The two coolest spots in EVS are the pocket-sized corners that border the front door entryway. Only big enough for two to fill, they incorporate a solid timber shelf under iron-framed windows that look out onto St Marks. When the weather is gentle they open up to a people-watching display far more fascinating than the many big-budget movies that try to fake the NYC energy that St Marks abounds with.

 

It’s a tangible spirit and sense of unrestrained enjoyment of life comparable to Bourbon Street in New Orleans, the Las Vegas strip or Sunset Boulevard in Los Angeles. All day and night crowds of people parade by in every possible variation of sobriety and inebriation. You’d be safe to bet that few places on Earth rival the area from 3rd Ave. to Ave. B across what’s technically 8th street for it’s infinite kaleidoscope slideshow of humanity.

 

On the Holy Bible of online bar and restaurant reviews Yelp.com, Adam E. of Chicago describes the atmosphere of EVS brilliantly when he notes;

 

“This place looks like a bar that would be described in an early Ryan Adams song.”

 

If you’re not very familiar with Ryan Adams you should get to know his music better, because his Americana indie-garage rock songbook has been prolific and critically acclaimed since the late 1990’s. He canon is even starting to stack up alongside the greatest working-class hero troubadours like Bob Dylan, Tom Petty, and even the mythical Rolling Stones.

 

Let’s imagine Ryan Adams strolling down Avenue A, either emerging from after a late night or just getting into one. This shouldn’t be difficult to picture because Adams lived, wrote, recorded and performed all over the very same LES neighborhoods for most of the 2000’s before setting up camp in LA circa 2010-ish.

 

There he is crossing over 9th street and A, trundling along to a riff in his head, sporting the trademark faded denim jacket with intricate embroidered patchwork. He leans into the steps turning the corner on St Marks like an old habit and ambles into EVS like he could live there if they had a reasonably clean mattress in the back. By the time he’s polished off a crispy tin cup of fries and quenched his thirst, the well-worn acoustic guitar hanging on the wall has become too much too resist.

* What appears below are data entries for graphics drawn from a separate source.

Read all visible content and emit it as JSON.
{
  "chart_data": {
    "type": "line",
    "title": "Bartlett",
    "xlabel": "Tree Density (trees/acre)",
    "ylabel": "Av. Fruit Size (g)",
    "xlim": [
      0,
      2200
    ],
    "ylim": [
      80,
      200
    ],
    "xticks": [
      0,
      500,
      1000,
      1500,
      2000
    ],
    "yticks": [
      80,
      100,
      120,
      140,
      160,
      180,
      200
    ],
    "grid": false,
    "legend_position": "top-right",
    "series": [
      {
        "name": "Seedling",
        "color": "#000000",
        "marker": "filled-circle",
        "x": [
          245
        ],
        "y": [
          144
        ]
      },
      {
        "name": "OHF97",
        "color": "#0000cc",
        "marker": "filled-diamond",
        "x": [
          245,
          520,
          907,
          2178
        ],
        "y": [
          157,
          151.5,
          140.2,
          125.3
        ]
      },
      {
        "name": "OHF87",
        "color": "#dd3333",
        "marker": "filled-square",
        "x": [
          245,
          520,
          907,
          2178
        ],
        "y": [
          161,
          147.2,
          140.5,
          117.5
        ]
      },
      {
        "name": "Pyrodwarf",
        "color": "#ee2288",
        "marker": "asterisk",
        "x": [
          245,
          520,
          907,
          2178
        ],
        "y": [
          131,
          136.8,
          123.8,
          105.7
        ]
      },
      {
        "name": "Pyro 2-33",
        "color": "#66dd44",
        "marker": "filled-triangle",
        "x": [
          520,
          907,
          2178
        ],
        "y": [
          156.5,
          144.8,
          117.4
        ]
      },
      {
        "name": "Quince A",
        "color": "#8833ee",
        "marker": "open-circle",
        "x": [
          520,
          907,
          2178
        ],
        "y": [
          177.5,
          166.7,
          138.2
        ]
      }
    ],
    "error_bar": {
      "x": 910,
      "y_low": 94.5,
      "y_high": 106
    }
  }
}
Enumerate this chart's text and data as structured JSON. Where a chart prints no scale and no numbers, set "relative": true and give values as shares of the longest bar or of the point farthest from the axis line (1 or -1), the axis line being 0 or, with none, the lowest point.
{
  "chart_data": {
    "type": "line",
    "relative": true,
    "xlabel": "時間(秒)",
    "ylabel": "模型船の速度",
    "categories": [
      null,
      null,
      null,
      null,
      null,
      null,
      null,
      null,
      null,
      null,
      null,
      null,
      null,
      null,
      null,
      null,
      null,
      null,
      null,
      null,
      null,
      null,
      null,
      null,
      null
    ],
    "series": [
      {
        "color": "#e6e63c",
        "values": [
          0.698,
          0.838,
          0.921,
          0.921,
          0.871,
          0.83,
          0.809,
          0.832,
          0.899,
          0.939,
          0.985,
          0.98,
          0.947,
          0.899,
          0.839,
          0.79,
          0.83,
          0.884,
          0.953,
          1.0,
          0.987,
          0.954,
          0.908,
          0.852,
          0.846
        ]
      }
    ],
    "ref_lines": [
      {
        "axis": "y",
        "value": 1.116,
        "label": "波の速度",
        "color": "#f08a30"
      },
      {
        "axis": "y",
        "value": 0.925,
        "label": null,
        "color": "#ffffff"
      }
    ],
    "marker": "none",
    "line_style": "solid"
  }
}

The bartender pulls the instrument down from the wall and passes it to Ryan, who drags a stool into the corner opposite the bar and begins to serenade the surprised crowd with a ballad from where the magic lives.

 

Beyond the food and drink, this is what goes on at EVS most nights of the week. Live music is always booked for Sunday brunch and on Monday nights curated in conjunction with the Quarterly Arts Soirée. EVS consistently caters to and offers its available space to singers and writers seeking to share joyful connections through spontaneous music and heartfelt performances.

 

It’s easy to feel welcome, at ease and at home at the East Village Social. Drop by between 2 PM and 4 AM any day of the week and you’ll be happy you did, like meeting an old friend you didn’t even know lived in the same city.EVS is the kind of place that, if you had your second drink in hand and a Creedence Clearwater Revival song came on the speakers, it could easily instantly cure a bullet wound, a broken heart, or worse.